More than a century and a half later, John Lanchester's "Capital" (2012) takes the same moral stance. Lanchester writes that part of his inspiration was a realization that "the British, looking at their capital city, increasingly struggle to see a resemblance with themselves."

London's lack of resemblance with the rest of the UK is in large part because of the wealth the City bestows on its workers. Median earnings in the City are GBP958 ($1242) a week, compared with GBP671 ($869) in the rest of London, GBP539 ($698) in the U.K. as a whole and GBP391 ($506) in the lowest paying area, in England's Northwest.

The City's earnings are boosted by the vast sums taken home by the highest paid. Figures for 2015, for example, show that investment bank Goldman Sachs UK paid 512 key staff in London an average of GBP1.9 million ($2.5 million) per head. These figures cause serious envy. For Londoners whose average earnings have remained stagnant, the resentment can amount to hate.
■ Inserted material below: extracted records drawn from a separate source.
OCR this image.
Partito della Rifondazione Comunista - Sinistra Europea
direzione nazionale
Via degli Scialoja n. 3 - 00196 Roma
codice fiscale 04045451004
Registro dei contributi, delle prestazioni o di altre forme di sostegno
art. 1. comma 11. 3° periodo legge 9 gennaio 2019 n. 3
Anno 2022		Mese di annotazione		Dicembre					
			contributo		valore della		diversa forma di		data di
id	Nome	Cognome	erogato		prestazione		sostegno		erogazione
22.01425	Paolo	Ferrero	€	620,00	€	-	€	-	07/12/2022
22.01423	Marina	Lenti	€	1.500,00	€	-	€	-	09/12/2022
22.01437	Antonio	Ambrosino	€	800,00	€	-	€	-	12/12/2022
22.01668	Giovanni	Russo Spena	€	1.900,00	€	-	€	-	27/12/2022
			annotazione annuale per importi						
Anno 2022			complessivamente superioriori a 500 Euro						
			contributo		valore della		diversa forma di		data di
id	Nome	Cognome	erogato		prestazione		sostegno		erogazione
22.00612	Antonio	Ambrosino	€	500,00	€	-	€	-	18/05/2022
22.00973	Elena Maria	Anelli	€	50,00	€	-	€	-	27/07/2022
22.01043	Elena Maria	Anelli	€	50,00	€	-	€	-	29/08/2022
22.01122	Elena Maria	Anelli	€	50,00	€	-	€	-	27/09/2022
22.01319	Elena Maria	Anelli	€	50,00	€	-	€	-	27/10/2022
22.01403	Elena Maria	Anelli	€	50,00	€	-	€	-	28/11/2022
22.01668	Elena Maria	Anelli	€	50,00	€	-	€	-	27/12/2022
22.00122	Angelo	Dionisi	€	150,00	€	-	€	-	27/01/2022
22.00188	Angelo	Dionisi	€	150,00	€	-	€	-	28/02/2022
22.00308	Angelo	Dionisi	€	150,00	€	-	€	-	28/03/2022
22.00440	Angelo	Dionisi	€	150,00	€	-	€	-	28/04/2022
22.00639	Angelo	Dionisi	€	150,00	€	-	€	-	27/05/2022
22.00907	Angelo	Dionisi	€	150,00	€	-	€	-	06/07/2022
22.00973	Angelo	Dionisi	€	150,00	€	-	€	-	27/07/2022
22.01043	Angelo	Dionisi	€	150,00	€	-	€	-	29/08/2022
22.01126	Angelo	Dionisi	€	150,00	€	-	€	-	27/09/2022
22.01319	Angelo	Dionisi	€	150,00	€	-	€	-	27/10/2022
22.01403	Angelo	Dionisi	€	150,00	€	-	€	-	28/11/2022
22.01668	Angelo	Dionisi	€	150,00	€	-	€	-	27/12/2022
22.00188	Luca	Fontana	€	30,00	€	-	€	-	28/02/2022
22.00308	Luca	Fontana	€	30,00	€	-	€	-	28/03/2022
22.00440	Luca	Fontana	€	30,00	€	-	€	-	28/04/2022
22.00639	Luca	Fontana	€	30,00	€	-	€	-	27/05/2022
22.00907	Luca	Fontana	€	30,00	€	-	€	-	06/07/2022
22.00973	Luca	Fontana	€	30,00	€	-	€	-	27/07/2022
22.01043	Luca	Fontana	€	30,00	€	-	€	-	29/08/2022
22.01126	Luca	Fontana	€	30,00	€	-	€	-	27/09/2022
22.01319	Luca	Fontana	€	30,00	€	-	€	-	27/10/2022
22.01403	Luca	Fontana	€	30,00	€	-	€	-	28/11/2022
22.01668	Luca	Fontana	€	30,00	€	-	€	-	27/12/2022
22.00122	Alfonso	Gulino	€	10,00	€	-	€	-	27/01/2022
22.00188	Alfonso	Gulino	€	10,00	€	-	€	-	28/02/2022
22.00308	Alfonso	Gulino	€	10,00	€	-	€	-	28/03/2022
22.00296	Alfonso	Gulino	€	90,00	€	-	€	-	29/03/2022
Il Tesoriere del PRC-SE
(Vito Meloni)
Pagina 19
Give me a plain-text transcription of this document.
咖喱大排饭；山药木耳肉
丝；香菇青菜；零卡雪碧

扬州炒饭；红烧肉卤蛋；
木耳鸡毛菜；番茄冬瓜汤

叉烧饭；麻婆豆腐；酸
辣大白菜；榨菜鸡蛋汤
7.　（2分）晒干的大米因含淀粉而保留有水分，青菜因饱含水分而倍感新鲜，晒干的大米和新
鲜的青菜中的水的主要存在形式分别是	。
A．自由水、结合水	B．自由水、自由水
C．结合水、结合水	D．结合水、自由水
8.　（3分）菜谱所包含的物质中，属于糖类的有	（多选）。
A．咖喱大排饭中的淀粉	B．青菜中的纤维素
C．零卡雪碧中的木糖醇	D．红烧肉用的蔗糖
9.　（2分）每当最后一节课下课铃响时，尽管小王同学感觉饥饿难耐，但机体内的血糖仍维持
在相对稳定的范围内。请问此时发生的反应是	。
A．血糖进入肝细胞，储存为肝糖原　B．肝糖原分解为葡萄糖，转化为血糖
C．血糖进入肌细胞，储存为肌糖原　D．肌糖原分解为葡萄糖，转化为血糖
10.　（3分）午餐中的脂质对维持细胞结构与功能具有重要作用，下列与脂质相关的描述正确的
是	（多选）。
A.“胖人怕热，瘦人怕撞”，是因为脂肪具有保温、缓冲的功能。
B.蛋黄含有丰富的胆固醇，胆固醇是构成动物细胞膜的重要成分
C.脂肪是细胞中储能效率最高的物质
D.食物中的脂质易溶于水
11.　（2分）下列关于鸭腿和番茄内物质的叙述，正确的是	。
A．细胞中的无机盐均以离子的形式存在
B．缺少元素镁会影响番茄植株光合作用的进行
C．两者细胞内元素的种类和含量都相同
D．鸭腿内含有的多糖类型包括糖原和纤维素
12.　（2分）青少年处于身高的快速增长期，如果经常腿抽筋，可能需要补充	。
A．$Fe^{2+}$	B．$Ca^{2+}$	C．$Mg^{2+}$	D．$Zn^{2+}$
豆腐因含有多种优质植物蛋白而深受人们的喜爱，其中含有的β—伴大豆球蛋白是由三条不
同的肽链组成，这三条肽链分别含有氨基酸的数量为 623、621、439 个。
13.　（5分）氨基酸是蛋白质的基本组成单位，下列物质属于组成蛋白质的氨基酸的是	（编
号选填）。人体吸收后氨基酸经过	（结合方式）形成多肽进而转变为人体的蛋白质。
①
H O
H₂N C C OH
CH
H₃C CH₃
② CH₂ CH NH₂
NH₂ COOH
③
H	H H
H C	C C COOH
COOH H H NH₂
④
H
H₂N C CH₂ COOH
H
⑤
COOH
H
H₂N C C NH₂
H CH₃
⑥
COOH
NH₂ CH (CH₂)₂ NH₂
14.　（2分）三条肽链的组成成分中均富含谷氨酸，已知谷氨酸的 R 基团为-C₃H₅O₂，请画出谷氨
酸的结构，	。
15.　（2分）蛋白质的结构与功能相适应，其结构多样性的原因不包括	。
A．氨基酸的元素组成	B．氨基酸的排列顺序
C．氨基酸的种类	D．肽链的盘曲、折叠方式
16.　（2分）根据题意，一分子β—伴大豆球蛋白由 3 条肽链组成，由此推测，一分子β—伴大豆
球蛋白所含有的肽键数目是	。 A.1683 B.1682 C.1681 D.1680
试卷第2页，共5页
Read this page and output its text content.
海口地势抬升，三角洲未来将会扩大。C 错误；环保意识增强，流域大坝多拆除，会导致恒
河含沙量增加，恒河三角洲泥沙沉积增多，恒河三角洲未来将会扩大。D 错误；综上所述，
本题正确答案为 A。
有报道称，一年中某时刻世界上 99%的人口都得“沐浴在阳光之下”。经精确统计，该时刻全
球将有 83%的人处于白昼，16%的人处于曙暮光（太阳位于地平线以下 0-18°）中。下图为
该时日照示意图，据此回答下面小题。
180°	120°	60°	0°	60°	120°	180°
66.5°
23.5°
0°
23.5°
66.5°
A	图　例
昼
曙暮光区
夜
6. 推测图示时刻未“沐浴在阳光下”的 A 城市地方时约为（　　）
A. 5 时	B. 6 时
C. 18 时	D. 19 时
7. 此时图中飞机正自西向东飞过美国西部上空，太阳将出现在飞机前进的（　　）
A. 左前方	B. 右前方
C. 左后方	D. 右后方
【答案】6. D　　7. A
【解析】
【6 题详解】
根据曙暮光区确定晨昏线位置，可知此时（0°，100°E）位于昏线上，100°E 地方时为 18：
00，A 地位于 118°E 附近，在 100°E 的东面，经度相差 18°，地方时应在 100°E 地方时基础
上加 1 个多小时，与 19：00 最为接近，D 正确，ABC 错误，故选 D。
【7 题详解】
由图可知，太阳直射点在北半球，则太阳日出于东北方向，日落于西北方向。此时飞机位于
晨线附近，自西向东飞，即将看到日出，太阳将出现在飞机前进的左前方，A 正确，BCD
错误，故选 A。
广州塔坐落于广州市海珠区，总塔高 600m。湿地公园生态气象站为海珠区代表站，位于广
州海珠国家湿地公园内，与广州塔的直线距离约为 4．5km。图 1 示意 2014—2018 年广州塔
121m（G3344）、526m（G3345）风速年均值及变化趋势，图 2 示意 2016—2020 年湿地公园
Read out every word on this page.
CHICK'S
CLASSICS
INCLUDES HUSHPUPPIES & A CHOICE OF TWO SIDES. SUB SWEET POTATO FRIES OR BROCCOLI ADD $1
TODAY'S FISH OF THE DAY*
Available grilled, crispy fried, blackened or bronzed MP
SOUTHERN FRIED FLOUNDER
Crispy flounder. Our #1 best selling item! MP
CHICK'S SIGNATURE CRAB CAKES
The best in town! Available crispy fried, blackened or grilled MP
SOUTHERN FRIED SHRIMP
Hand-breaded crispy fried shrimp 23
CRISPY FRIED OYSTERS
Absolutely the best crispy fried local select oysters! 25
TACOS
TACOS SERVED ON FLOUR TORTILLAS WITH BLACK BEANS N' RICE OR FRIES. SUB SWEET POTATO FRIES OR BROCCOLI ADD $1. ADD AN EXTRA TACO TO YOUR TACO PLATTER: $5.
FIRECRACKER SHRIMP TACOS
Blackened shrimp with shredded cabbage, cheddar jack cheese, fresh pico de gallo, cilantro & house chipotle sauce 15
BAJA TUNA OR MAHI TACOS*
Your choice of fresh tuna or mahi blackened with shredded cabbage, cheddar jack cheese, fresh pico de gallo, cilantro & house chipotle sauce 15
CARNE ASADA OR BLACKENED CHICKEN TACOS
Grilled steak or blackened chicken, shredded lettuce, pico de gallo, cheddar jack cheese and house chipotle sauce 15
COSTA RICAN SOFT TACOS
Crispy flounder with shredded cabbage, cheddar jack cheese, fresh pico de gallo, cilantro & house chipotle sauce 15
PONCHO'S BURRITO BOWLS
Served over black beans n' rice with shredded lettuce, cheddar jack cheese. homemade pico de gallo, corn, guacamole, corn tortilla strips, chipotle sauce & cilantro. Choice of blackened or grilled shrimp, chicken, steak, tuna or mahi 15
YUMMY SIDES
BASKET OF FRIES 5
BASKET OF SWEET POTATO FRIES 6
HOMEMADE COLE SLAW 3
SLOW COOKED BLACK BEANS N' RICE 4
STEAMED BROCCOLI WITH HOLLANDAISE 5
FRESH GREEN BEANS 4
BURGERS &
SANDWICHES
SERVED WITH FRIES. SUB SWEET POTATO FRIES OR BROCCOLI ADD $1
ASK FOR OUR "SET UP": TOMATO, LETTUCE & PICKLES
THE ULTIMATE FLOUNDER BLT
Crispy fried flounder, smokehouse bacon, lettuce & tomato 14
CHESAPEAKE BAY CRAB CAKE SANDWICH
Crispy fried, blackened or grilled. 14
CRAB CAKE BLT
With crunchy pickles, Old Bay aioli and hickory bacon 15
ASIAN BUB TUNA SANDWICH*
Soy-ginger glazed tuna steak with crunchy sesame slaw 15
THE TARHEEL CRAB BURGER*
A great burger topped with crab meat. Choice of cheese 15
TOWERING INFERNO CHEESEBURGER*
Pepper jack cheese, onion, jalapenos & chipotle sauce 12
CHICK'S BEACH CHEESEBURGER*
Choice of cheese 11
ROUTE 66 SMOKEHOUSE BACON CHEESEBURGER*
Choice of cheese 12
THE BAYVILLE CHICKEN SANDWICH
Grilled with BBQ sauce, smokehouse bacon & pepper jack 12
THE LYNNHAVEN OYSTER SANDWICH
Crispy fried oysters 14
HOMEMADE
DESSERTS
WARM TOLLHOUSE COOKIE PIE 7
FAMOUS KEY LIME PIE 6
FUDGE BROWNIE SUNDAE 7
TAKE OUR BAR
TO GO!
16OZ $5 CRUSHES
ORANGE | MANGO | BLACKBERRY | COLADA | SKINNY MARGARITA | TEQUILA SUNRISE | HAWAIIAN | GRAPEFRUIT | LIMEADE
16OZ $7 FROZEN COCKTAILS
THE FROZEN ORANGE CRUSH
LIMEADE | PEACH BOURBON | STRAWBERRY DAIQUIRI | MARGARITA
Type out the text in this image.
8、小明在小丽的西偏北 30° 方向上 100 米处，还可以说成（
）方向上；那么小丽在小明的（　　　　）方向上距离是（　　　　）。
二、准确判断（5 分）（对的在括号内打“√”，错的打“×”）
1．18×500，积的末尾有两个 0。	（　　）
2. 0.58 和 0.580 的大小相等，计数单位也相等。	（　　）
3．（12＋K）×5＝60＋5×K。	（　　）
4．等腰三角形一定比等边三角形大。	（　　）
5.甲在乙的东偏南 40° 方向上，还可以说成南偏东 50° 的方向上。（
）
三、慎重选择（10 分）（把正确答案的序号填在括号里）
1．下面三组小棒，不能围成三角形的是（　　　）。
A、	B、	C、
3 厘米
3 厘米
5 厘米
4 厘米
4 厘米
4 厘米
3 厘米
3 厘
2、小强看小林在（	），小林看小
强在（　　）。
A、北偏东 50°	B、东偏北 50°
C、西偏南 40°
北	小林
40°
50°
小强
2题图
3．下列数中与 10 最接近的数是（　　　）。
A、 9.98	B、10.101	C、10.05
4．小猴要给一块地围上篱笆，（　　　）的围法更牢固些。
Yet the usually-unacknowledged fact of the City, and of London, is that it props up the rest of the UK. London as a whole, with 13 percent of the UK population (8.8m of 65.64m) contributes 30 percent of all tax income to the British exchequer – a figure which has increased since the 2008 financial crash, and is equal to the tax gathered from the next largest 37 UK cities combined. Overpaid the City folk may be, but as one of only three UK regions where citizens pay more in taxes than they receive in public spending, they also subsidize less affluent areas in other parts of the country.

Thus while non-London Brits may struggle to see "a resemblance to themselves," in the capital, their standard of living – especially if they receive income from the state – depends significantly on the City's financial health.

That's particularly true in Scotland, where the decline in the oil price means that its citizens run a "tax-income deficit" of GBP 2,824 ($3,660) a head. Were the City to falter, and the UK be forced to make cuts to the regional subsidies, the Scottish National Party may be able to bolster its case for independence by arguing that continued union would no longer protects Scots' living standards.

Within the UK, a weaker City could be an opportunity as well as a loss. Successive governments have called for a "rebalancing" of Britain's economy away from its heavy dependence on finance and services to industry, especially advanced electronics and biotech. Yet though there are some small signs of a shift towards manufacturing, the larger structural problems – a lack of investment in particular – hampers real growth. Most depressingly, a report last year from the University of Sheffield claims that manufacturing in Britain has entered a new and dangerous phase of decline.

Much of the report's forecast woe has yet to happen, and may not. A 2016 report from Price Waterhouse Cooper claimed that London would remain dominant in most of its present markets after Brexit because it "is resilient, agile and great at adapting," according to PwC partner David Snell.

The unsatisfactory conclusion – as for most Brexit forecasting – is that no one knows what Brexit will mean for London's economy. The uncertainties in the contemporary world are larger than they have been for decades. Most of us still live in the hangover of the financial crash, which produces febrile economic and political movements. The Brexit negotiations continue. The City is still rich, still semi-detached from the rest of the UK – but it's running a little scared.